Storm Shadow missile, Wikipedia, 5.1.2006, https://commons.wikimedia.org/wiki/File:StormShadow-Hendon_1.jpg?uselang=de
DIE METHAMORPHOSEN DES OVID – DIE ALTGRIECHISCHE MYTHOLOGIE PRÄGTE DEN NAMEN EUROPA
Die Metamorphosen des Ovid:
Entführung und Verführung Europas
„Jupiter ist ein Getriebener. Der Gott verwandelt sich beim Anblick der schönen Europa [phönizische Königstochter] in ein Wesen, das durch seine Begierden und Instinkte ausgerichtet und beherrscht wird. Er wird zum Stier. Das ist kein mehr oder weniger guter Plan, das ist der Lauf der Dinge. Die „animalische“ Triebstruktur gehört zum Lebendigen. Sie ist eine Wirklichkeit, die anerkannt und beherrscht werden will. Wir erkennen uns in diesem Jupiter. Gegen Jupiter ist kein Kraut gewachsen. Europa kann sich ihm nicht „entwinden“. […] Verführt werden kann man, weil man dem Verlockenden erliegt, selbst wenn man ahnt – oder gar weiß – dass alles doch ganz anders sein könnte als es sich jetzt zeigt. Auch der oder die Begehrte hat ein Begehren.“
Quelle:
Leitner 2022, Heinrich Leitner, Ovids Metamorphosen II: Als Europa nach Europa kam, in: Philosophisches zur Zeit, 14.6.2022, https://www.rhetorik-forum-nuernberg.de/als-europa-nach-europa-kam/#_ftn9, Ovid-Originaltext: zeno.org.

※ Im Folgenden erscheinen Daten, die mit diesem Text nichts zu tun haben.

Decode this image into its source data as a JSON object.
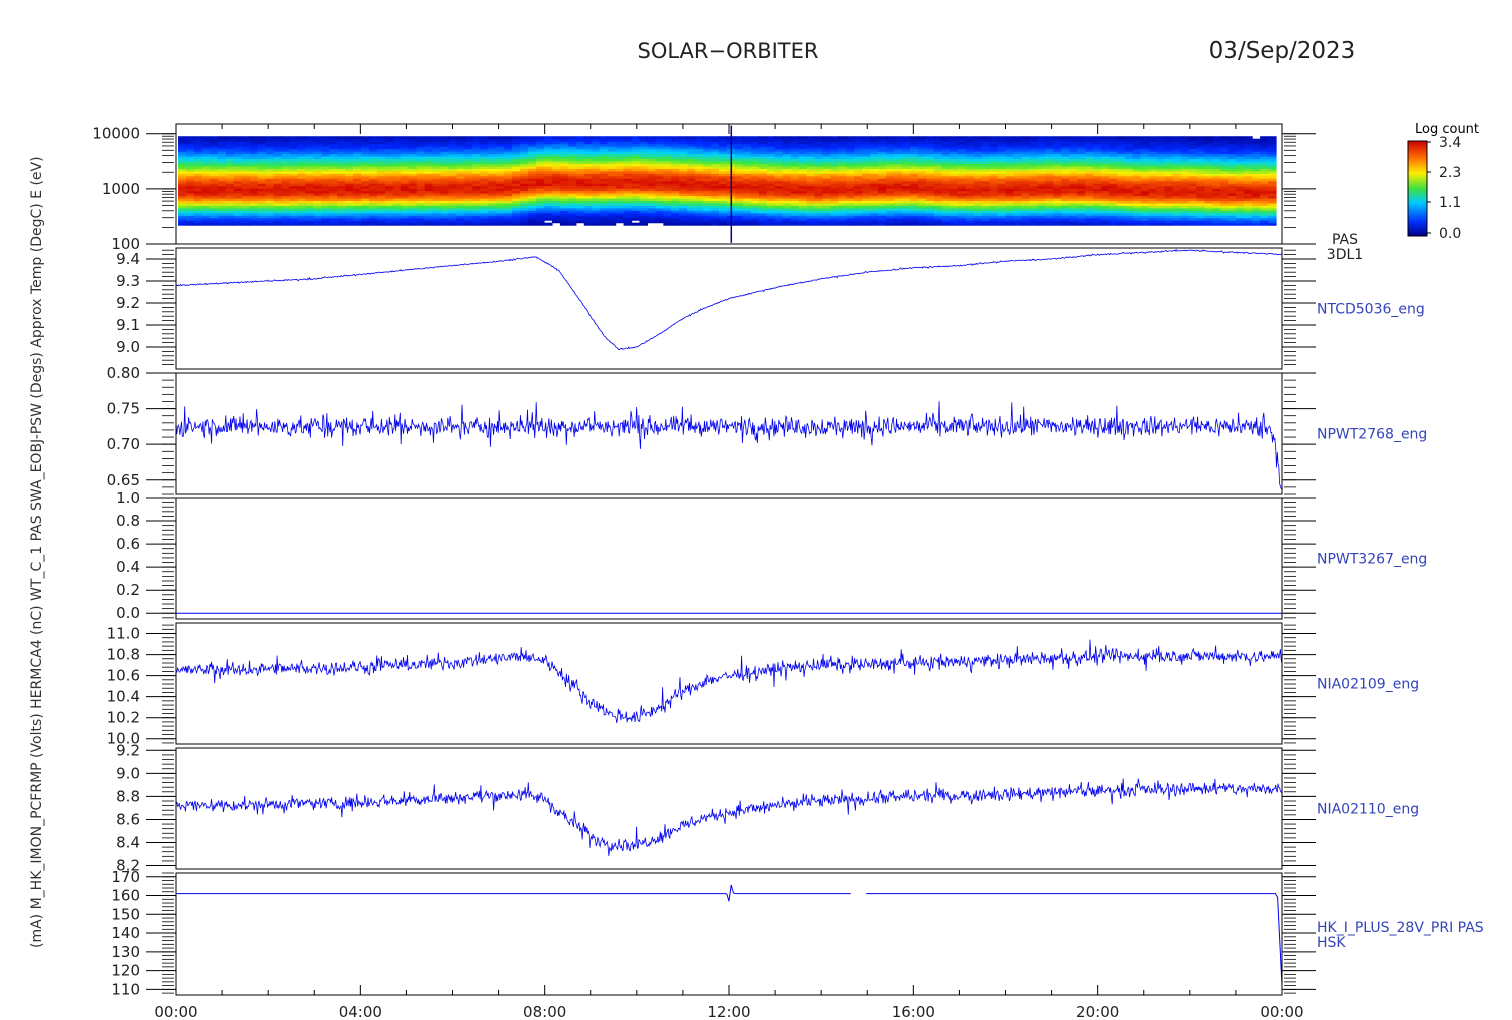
{
  "header": {
    "title": "SOLAR−ORBITER",
    "date": "03/Sep/2023"
  },
  "colorbar": {
    "title": "Log count",
    "ticks": [
      "3.4",
      "2.3",
      "1.1",
      "0.0"
    ]
  },
  "x_axis": {
    "ticks": [
      "00:00",
      "04:00",
      "08:00",
      "12:00",
      "16:00",
      "20:00",
      "00:00"
    ],
    "range_hours": [
      0,
      24
    ]
  },
  "left_label_text": "(mA)  M_HK_IMON_PCFRMP  (Volts)  HERMCA4  (nC)  WT_C_1  PAS  SWA_EOBJ-PSW  (Degs)  Approx Temp  (DegC)  E (eV)",
  "chart_data": [
    {
      "type": "heatmap",
      "name": "PAS 3DL1",
      "label_lines": [
        "PAS",
        "3DL1"
      ],
      "ylabel": "E (eV)",
      "yscale": "log",
      "ylim": [
        100,
        15000
      ],
      "yticks": [
        "10000",
        "1000",
        "100"
      ],
      "ytick_values": [
        10000,
        1000,
        100
      ],
      "zlim": [
        0.0,
        3.4
      ],
      "peak_energy_profile": {
        "hours": [
          0,
          2,
          4,
          6,
          7.2,
          8,
          9,
          10,
          11,
          12,
          13,
          14,
          15,
          16,
          17,
          18,
          19,
          20,
          21,
          22,
          23,
          24
        ],
        "energy_ev": [
          950,
          950,
          980,
          1000,
          1050,
          1300,
          1250,
          1300,
          1200,
          1100,
          1000,
          950,
          1000,
          1050,
          950,
          950,
          1000,
          1000,
          900,
          900,
          850,
          850
        ]
      }
    },
    {
      "type": "line",
      "name": "NTCD5036_eng",
      "ylim": [
        8.9,
        9.45
      ],
      "yticks": [
        "9.4",
        "9.3",
        "9.2",
        "9.1",
        "9.0"
      ],
      "ytick_values": [
        9.4,
        9.3,
        9.2,
        9.1,
        9.0
      ],
      "x": [
        0,
        1,
        2,
        3,
        4,
        5,
        6,
        7,
        7.8,
        8.3,
        8.8,
        9.3,
        9.6,
        10,
        10.5,
        11,
        11.5,
        12,
        13,
        14,
        15,
        16,
        17,
        18,
        19,
        20,
        21,
        22,
        23,
        24
      ],
      "y": [
        9.28,
        9.29,
        9.3,
        9.31,
        9.33,
        9.35,
        9.37,
        9.39,
        9.41,
        9.35,
        9.2,
        9.05,
        8.99,
        9.0,
        9.06,
        9.13,
        9.18,
        9.22,
        9.27,
        9.31,
        9.34,
        9.36,
        9.37,
        9.39,
        9.4,
        9.42,
        9.43,
        9.44,
        9.43,
        9.42
      ],
      "noise": 0.004
    },
    {
      "type": "line",
      "name": "NPWT2768_eng",
      "ylim": [
        0.63,
        0.8
      ],
      "yticks": [
        "0.80",
        "0.75",
        "0.70",
        "0.65"
      ],
      "ytick_values": [
        0.8,
        0.75,
        0.7,
        0.65
      ],
      "x": [
        0,
        23.6,
        23.8,
        24
      ],
      "y": [
        0.725,
        0.725,
        0.72,
        0.64
      ],
      "noise": 0.02
    },
    {
      "type": "line",
      "name": "NPWT3267_eng",
      "ylim": [
        -0.05,
        1.0
      ],
      "yticks": [
        "1.0",
        "0.8",
        "0.6",
        "0.4",
        "0.2",
        "0.0"
      ],
      "ytick_values": [
        1.0,
        0.8,
        0.6,
        0.4,
        0.2,
        0.0
      ],
      "x": [
        0,
        24
      ],
      "y": [
        0.0,
        0.0
      ],
      "noise": 0.0
    },
    {
      "type": "line",
      "name": "NIA02109_eng",
      "ylim": [
        9.95,
        11.1
      ],
      "yticks": [
        "11.0",
        "10.8",
        "10.6",
        "10.4",
        "10.2",
        "10.0"
      ],
      "ytick_values": [
        11.0,
        10.8,
        10.6,
        10.4,
        10.2,
        10.0
      ],
      "x": [
        0,
        2,
        4,
        6,
        7.5,
        8,
        8.5,
        9,
        9.5,
        10,
        10.5,
        11,
        11.5,
        12,
        13,
        14,
        16,
        18,
        20,
        22,
        24
      ],
      "y": [
        10.65,
        10.66,
        10.68,
        10.72,
        10.78,
        10.75,
        10.55,
        10.35,
        10.22,
        10.2,
        10.3,
        10.45,
        10.55,
        10.6,
        10.66,
        10.7,
        10.72,
        10.75,
        10.78,
        10.79,
        10.78
      ],
      "noise": 0.09
    },
    {
      "type": "line",
      "name": "NIA02110_eng",
      "ylim": [
        8.17,
        9.22
      ],
      "yticks": [
        "9.2",
        "9.0",
        "8.8",
        "8.6",
        "8.4",
        "8.2"
      ],
      "ytick_values": [
        9.2,
        9.0,
        8.8,
        8.6,
        8.4,
        8.2
      ],
      "x": [
        0,
        2,
        4,
        6,
        7.5,
        8,
        8.5,
        9,
        9.5,
        10,
        10.5,
        11,
        11.5,
        12,
        13,
        14,
        16,
        18,
        20,
        22,
        24
      ],
      "y": [
        8.72,
        8.73,
        8.75,
        8.79,
        8.82,
        8.78,
        8.6,
        8.45,
        8.38,
        8.38,
        8.45,
        8.55,
        8.62,
        8.66,
        8.72,
        8.76,
        8.8,
        8.82,
        8.85,
        8.87,
        8.86
      ],
      "noise": 0.08
    },
    {
      "type": "line",
      "name": "HK_I_PLUS_28V_PRI PAS HSK",
      "label_lines": [
        "HK_I_PLUS_28V_PRI PAS",
        "HSK"
      ],
      "ylim": [
        107,
        172
      ],
      "yticks": [
        "170",
        "160",
        "150",
        "140",
        "130",
        "120",
        "110"
      ],
      "ytick_values": [
        170,
        160,
        150,
        140,
        130,
        120,
        110
      ],
      "x": [
        0,
        11.95,
        12.0,
        12.05,
        12.1,
        14.6,
        14.95,
        23.9,
        24
      ],
      "y": [
        161,
        161,
        157,
        166,
        161,
        161,
        161,
        161,
        112
      ],
      "gap": [
        14.65,
        14.95
      ],
      "noise": 0.0
    }
  ]
}
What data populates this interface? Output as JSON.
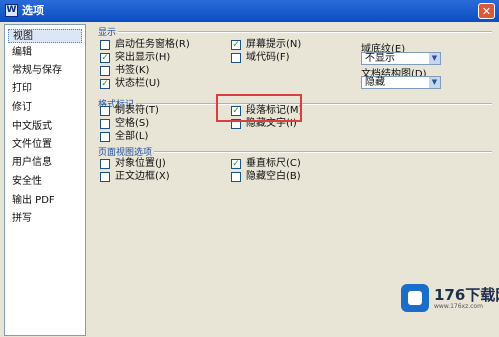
{
  "window": {
    "title": "选项",
    "icon_glyph": "W",
    "close_glyph": "✕"
  },
  "sidebar": {
    "items": [
      {
        "label": "视图",
        "selected": true
      },
      {
        "label": "编辑"
      },
      {
        "label": "常规与保存"
      },
      {
        "label": "打印"
      },
      {
        "label": "修订"
      },
      {
        "label": "中文版式"
      },
      {
        "label": "文件位置"
      },
      {
        "label": "用户信息"
      },
      {
        "label": "安全性"
      },
      {
        "label": "输出 PDF"
      },
      {
        "label": "拼写"
      }
    ]
  },
  "display": {
    "group_label": "显示",
    "options": [
      {
        "label": "启动任务窗格(R)",
        "checked": false
      },
      {
        "label": "屏幕提示(N)",
        "checked": true
      },
      {
        "label": "突出显示(H)",
        "checked": true
      },
      {
        "label": "域代码(F)",
        "checked": false
      },
      {
        "label": "书签(K)",
        "checked": false
      },
      {
        "label": "状态栏(U)",
        "checked": true
      }
    ],
    "field_shading_label": "域底纹(E)",
    "field_shading_value": "不显示",
    "doc_map_label": "文档结构图(D)",
    "doc_map_value": "隐藏"
  },
  "formatting": {
    "group_label": "格式标记",
    "options": [
      {
        "label": "制表符(T)",
        "checked": false
      },
      {
        "label": "段落标记(M)",
        "checked": true
      },
      {
        "label": "空格(S)",
        "checked": false
      },
      {
        "label": "隐藏文字(I)",
        "checked": false
      },
      {
        "label": "全部(L)",
        "checked": false
      }
    ]
  },
  "page_view": {
    "group_label": "页面视图选项",
    "options": [
      {
        "label": "对象位置(J)",
        "checked": false
      },
      {
        "label": "垂直标尺(C)",
        "checked": true
      },
      {
        "label": "正文边框(X)",
        "checked": false
      },
      {
        "label": "隐藏空白(B)",
        "checked": false
      }
    ]
  },
  "watermark": {
    "brand": "176下载网",
    "url": "www.176xz.com"
  },
  "colors": {
    "titlebar": "#0a4ec3",
    "highlight_box": "#d84040",
    "group_label": "#1e4fa8"
  }
}
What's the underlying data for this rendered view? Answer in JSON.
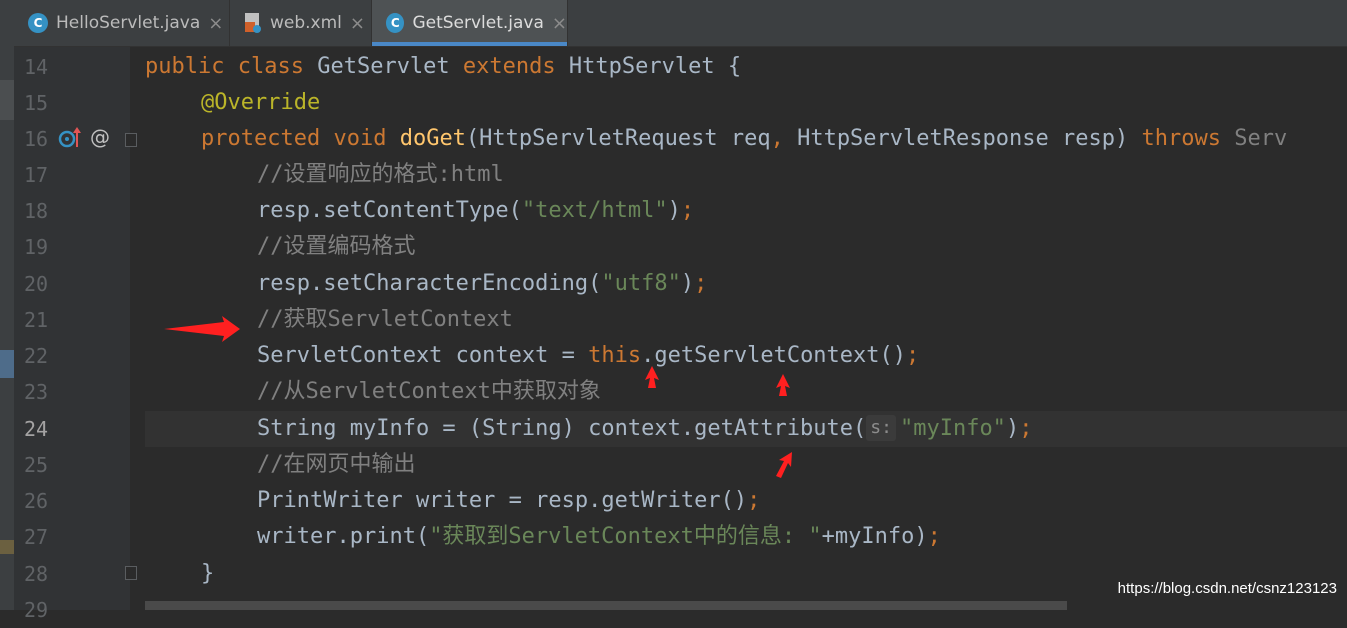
{
  "tabs": [
    {
      "label": "HelloServlet.java",
      "icon": "java-class-icon",
      "active": false
    },
    {
      "label": "web.xml",
      "icon": "xml-file-icon",
      "active": false
    },
    {
      "label": "GetServlet.java",
      "icon": "java-class-icon",
      "active": true
    }
  ],
  "editor": {
    "current_line": "24",
    "line_numbers": [
      "14",
      "15",
      "16",
      "17",
      "18",
      "19",
      "20",
      "21",
      "22",
      "23",
      "24",
      "25",
      "26",
      "27",
      "28",
      "29"
    ],
    "lines": {
      "l14": [
        "public",
        "class",
        "GetServlet",
        "extends",
        "HttpServlet",
        "{"
      ],
      "l15": "@Override",
      "l16": [
        "protected",
        "void",
        "doGet",
        "(HttpServletRequest req",
        ",",
        "HttpServletResponse resp)",
        "throws",
        "Serv"
      ],
      "l17": "//设置响应的格式:html",
      "l18": [
        "resp.setContentType(",
        "\"text/html\"",
        ")",
        ";"
      ],
      "l19": "//设置编码格式",
      "l20": [
        "resp.setCharacterEncoding(",
        "\"utf8\"",
        ")",
        ";"
      ],
      "l21": "//获取ServletContext",
      "l22": [
        "ServletContext context = ",
        "this",
        ".getServletContext()",
        ";"
      ],
      "l23": "//从ServletContext中获取对象",
      "l24": [
        "String myInfo = (String) context.getAttribute(",
        "s:",
        "\"myInfo\"",
        ")",
        ";"
      ],
      "l25": "//在网页中输出",
      "l26": [
        "PrintWriter writer = resp.getWriter()",
        ";"
      ],
      "l27": [
        "writer.print(",
        "\"获取到ServletContext中的信息: \"",
        "+myInfo)",
        ";"
      ],
      "l28": "}"
    }
  },
  "gutter_icons": [
    "override-method-icon",
    "at-annotation-icon"
  ],
  "watermark": "https://blog.csdn.net/csnz123123",
  "colors": {
    "background": "#2b2b2b",
    "keyword": "#cc7832",
    "string": "#6a8759",
    "comment": "#808080",
    "method": "#ffc66d",
    "annotation": "#bbb529",
    "arrow": "#ff2020"
  }
}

♦ Der altgriechische Mythos über die Herkunft des Namens Europa ist bis heute mehrdeutig geblieben. Eine bekannte Quelle sind die Metamorphosen, die der römische Dichter Publius Ovidius Naso zu Beginn unserer Zeitrechnung in Gedichtform geschrieben hat. Wie der Name bereits sagt, steht in den „Metamorphoses“ (lat.) das Thema „Verwandlung in eine andere Gestalten“ im Vordergrund. Menschen oder Götter nehmen u.a. eine Tiergestalt an, um die wahren Absichten ihres Handelns zu verbergen.
♦ Durch die Verwandlung in einen Stier [lat. tauros, gr. ταύρος] gelingt dem Gott Jupiter/Zeus die Entführung der phönizischen Königstochter Europa von der Küste Kleinasiens nach Kreta. Frühe Interpretationen dieses Mythos fokussierten sich auf Jupiter in der Rolle des Verführers, der nach erfolgreicher Tat zu seiner Ehefrau zurückkehrt. Neuere Interpretationen ergänzen diese Sicht um die Frage nach dem Motiv der Entführten. Warum ließ sich Europa auf dieses Abenteuer ein? Warum wurde aus der Entführung eine Verführung?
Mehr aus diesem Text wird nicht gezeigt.